Есть у меня одно заветное оконце, В нём раньше всех горит огонь с утра. Едва, едва взойдёт на небе солнце, Уже хлопочет у плиты моя сестра.
Кого-то проводить, кого-то встретить, Кому с подливой, а кому-то без, Кому собрать кошёлку и отправить С утра пораньше за грибами в лес.
И надо в магазин, на рынок до обеда, И за картошкой в очереди встать, А тут ещё в библиотеку сбегать. Чтоб непременно томик Бунина достать.
Для всех сестра найдёт слова привета. Утешит тех, кто к ней бы ни пришёл. И для гостей, и просто для кого-то Она всегда накроет вкусный стол.
А о себе подумать - часа не хватает, Одна лишь ночь узнает, как сестра От жуткой ломоты в руках страдает И не смыкает глаз до самого утра.
И в голове моей перемутилось, И вей, как есть, я рада принимать. Всё это в ней одной соединилось: Сестра, подруга и родная мать.
* * * ДЕТСТВО, ОПАЛЁННОЕ ВОЙНОЙ
Я детства своего не помнила б, наверное, Когда бы не война с наточенной косой. Когда б ни суп из котелка военного - Гороховый с копчёной колбасой.
Его давали нам солдаты молодые.
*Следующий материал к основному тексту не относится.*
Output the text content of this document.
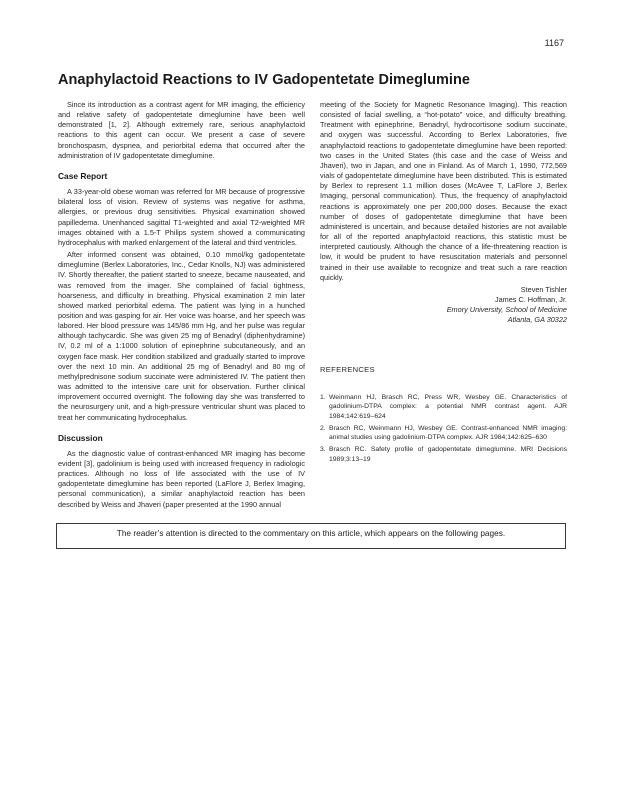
1167
Anaphylactoid Reactions to IV Gadopentetate Dimeglumine

Since its introduction as a contrast agent for MR imaging, the efficiency and relative safety of gadopentetate dimeglumine have been well demonstrated [1, 2]. Although extremely rare, serious anaphylactoid reactions to this agent can occur. We present a case of severe bronchospasm, dyspnea, and periorbital edema that occurred after the administration of IV gadopentetate dimeglumine.

Case Report

A 33-year-old obese woman was referred for MR because of progressive bilateral loss of vision. Review of systems was negative for asthma, allergies, or previous drug sensitivities. Physical examination showed papilledema. Unenhanced sagittal T1-weighted and axial T2-weighted MR images obtained with a 1.5-T Philips system showed a communicating hydrocephalus with marked enlargement of the lateral and third ventricles.

After informed consent was obtained, 0.10 mmol/kg gadopentetate dimeglumine (Berlex Laboratories, Inc., Cedar Knolls, NJ) was administered IV. Shortly thereafter, the patient started to sneeze, became nauseated, and was removed from the imager. She complained of facial tightness, hoarseness, and difficulty in breathing. Physical examination 2 min later showed marked periorbital edema. The patient was lying in a hunched position and was gasping for air. Her voice was hoarse, and her speech was labored. Her blood pressure was 145/86 mm Hg, and her pulse was regular although tachycardic. She was given 25 mg of Benadryl (diphenhydramine) IV, 0.2 ml of a 1:1000 solution of epinephrine subcutaneously, and an oxygen face mask. Her condition stabilized and gradually started to improve over the next 10 min. An additional 25 mg of Benadryl and 80 mg of methylprednisone sodium succinate were administered IV. The patient then was admitted to the intensive care unit for observation. Further clinical improvement occurred overnight. The following day she was transferred to the neurosurgery unit, and a high-pressure ventricular shunt was placed to treat her communicating hydrocephalus.

Discussion

As the diagnostic value of contrast-enhanced MR imaging has become evident [3], gadolinium is being used with increased frequency in radiologic practices. Although no loss of life associated with the use of IV gadopentetate dimeglumine has been reported (LaFlore J, Berlex Imaging, personal communication), a similar anaphylactoid reaction has been described by Weiss and Jhaveri (paper presented at the 1990 annual

meeting of the Society for Magnetic Resonance Imaging). This reaction consisted of facial swelling, a “hot-potato” voice, and difficulty breathing. Treatment with epinephrine, Benadryl, hydrocortisone sodium succinate, and oxygen was successful. According to Berlex Laboratories, five anaphylactoid reactions to gadopentetate dimeglumine have been reported: two cases in the United States (this case and the case of Weiss and Jhaveri), two in Japan, and one in Finland. As of March 1, 1990, 772,569 vials of gadopentetate dimeglumine have been distributed. This is estimated by Berlex to represent 1.1 million doses (McAvee T, LaFlore J, Berlex Imaging, personal communication). Thus, the frequency of anaphylactoid reactions is approximately one per 200,000 doses. Because the exact number of doses of gadopentetate dimeglumine that have been administered is uncertain, and because detailed histories are not available for all of the reported anaphylactoid reactions, this statistic must be interpreted cautiously. Although the chance of a life-threatening reaction is low, it would be prudent to have resuscitation materials and personnel trained in their use available to recognize and treat such a rare reaction quickly.

Steven Tishler
James C. Hoffman, Jr.
Emory University, School of Medicine
Atlanta, GA 30322
REFERENCES
1. Weinmann HJ, Brasch RC, Press WR, Wesbey GE. Characteristics of gadolinium-DTPA complex: a potential NMR contrast agent. AJR 1984;142:619–624
2. Brasch RC, Weinmann HJ, Wesbey GE. Contrast-enhanced NMR imaging: animal studies using gadolinium-DTPA complex. AJR 1984;142:625–630
3. Brasch RC. Safety profile of gadopentetate dimeglumine. MRI Decisions 1989;3:13–19
The reader’s attention is directed to the commentary on this article, which appears on the following pages.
Что размещались на квартире за стеной, И приносил нам суп всегда с улыбкой И шутками сержантик молодой.
Он говорил: «Поешьте, пострелята. Не то умрете, я вам говорю! Поешьте... за сестру мою и брата, Ведь им живется тоже не в раю».
Я не хочу подсчитывать года. Да, были мы тогда с сестрой малы и глупы. Но до сих пор преследует меня Манящий вкус того военного горохового супа.
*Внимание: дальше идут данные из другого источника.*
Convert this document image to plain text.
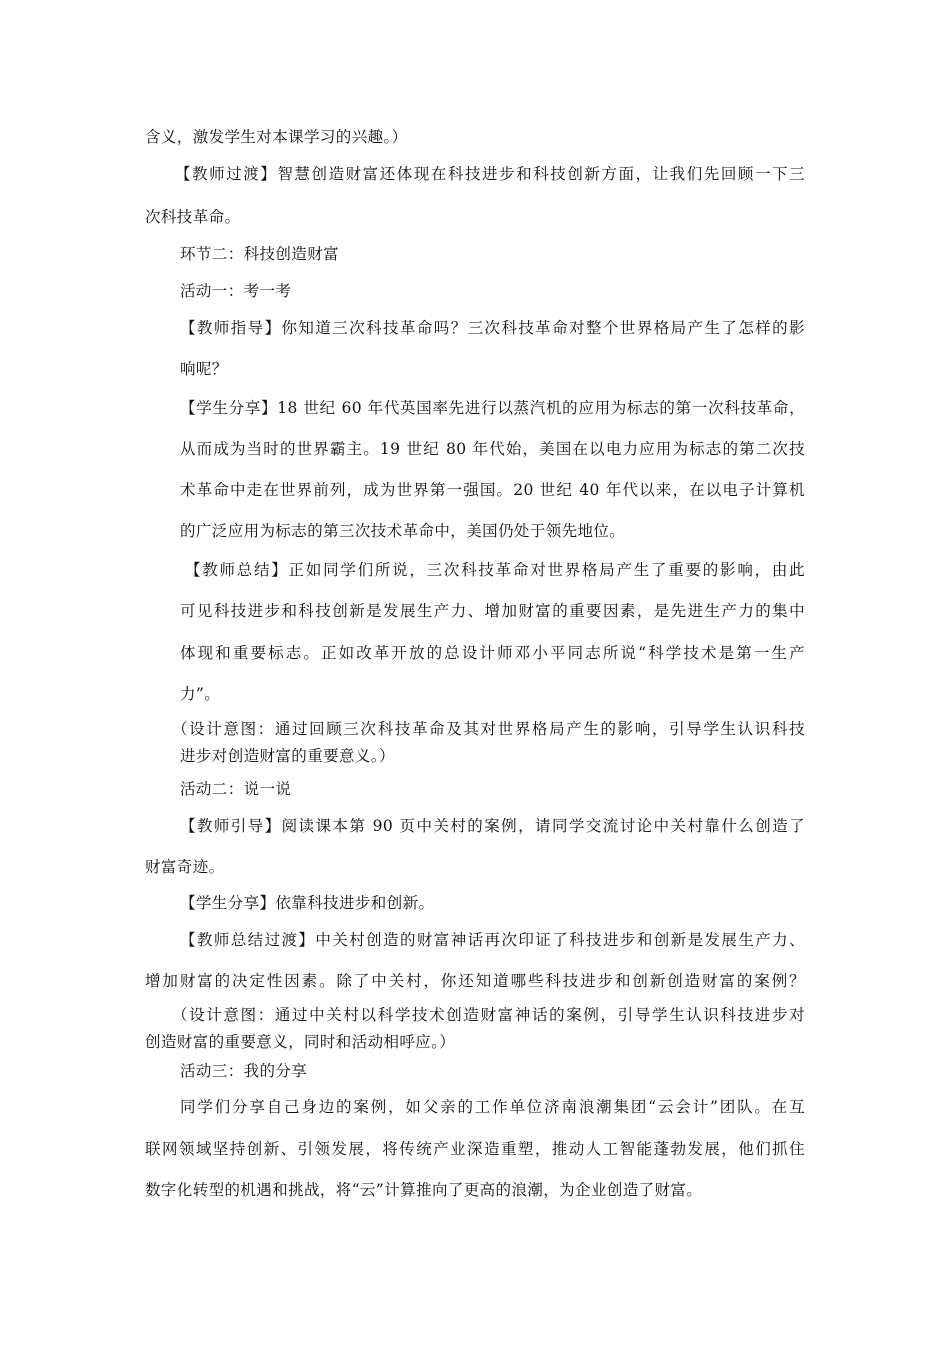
含义，激发学生对本课学习的兴趣。）

【教师过渡】智慧创造财富还体现在科技进步和科技创新方面，让我们先回顾一下三

次科技革命。

环节二：科技创造财富

活动一：考一考

【教师指导】你知道三次科技革命吗？三次科技革命对整个世界格局产生了怎样的影

响呢？

【学生分享】18 世纪 60 年代英国率先进行以蒸汽机的应用为标志的第一次科技革命，

从而成为当时的世界霸主。19 世纪 80 年代始，美国在以电力应用为标志的第二次技

术革命中走在世界前列，成为世界第一强国。20 世纪 40 年代以来，在以电子计算机

的广泛应用为标志的第三次技术革命中，美国仍处于领先地位。

【教师总结】正如同学们所说，三次科技革命对世界格局产生了重要的影响，由此

可见科技进步和科技创新是发展生产力、增加财富的重要因素，是先进生产力的集中

体现和重要标志。正如改革开放的总设计师邓小平同志所说“科学技术是第一生产

力”。

（设计意图：通过回顾三次科技革命及其对世界格局产生的影响，引导学生认识科技

进步对创造财富的重要意义。）

活动二：说一说

【教师引导】阅读课本第 90 页中关村的案例，请同学交流讨论中关村靠什么创造了

财富奇迹。

【学生分享】依靠科技进步和创新。

【教师总结过渡】中关村创造的财富神话再次印证了科技进步和创新是发展生产力、

增加财富的决定性因素。除了中关村，你还知道哪些科技进步和创新创造财富的案例？

（设计意图：通过中关村以科学技术创造财富神话的案例，引导学生认识科技进步对

创造财富的重要意义，同时和活动相呼应。）

活动三：我的分享

同学们分享自己身边的案例，如父亲的工作单位济南浪潮集团“云会计”团队。在互

联网领域坚持创新、引领发展，将传统产业深造重塑，推动人工智能蓬勃发展，他们抓住

数字化转型的机遇和挑战，将“云”计算推向了更高的浪潮，为企业创造了财富。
* * * Вот и осень прошла с «бабьим» летом, дождём, листопадом, С тихой грустью давно опустевших полей. И жалеть-то уже ни о чем мне, как будто, не надо, Только вот что-то душу тревожит сильней и сильней.
А кругом снега белого даль и безбрежность. Запуржила, завьюжила к сроку седая зима. Есть особая в этом во всём неизбежность, И хочу окунуться в неё я сама, -
В неизбежность прихода весны и цветенья С возвращением птиц в дорогие до боли места, В неизбежность великой земли пробужденья И, во истину Божью, Воскресенья Иисуса Христа.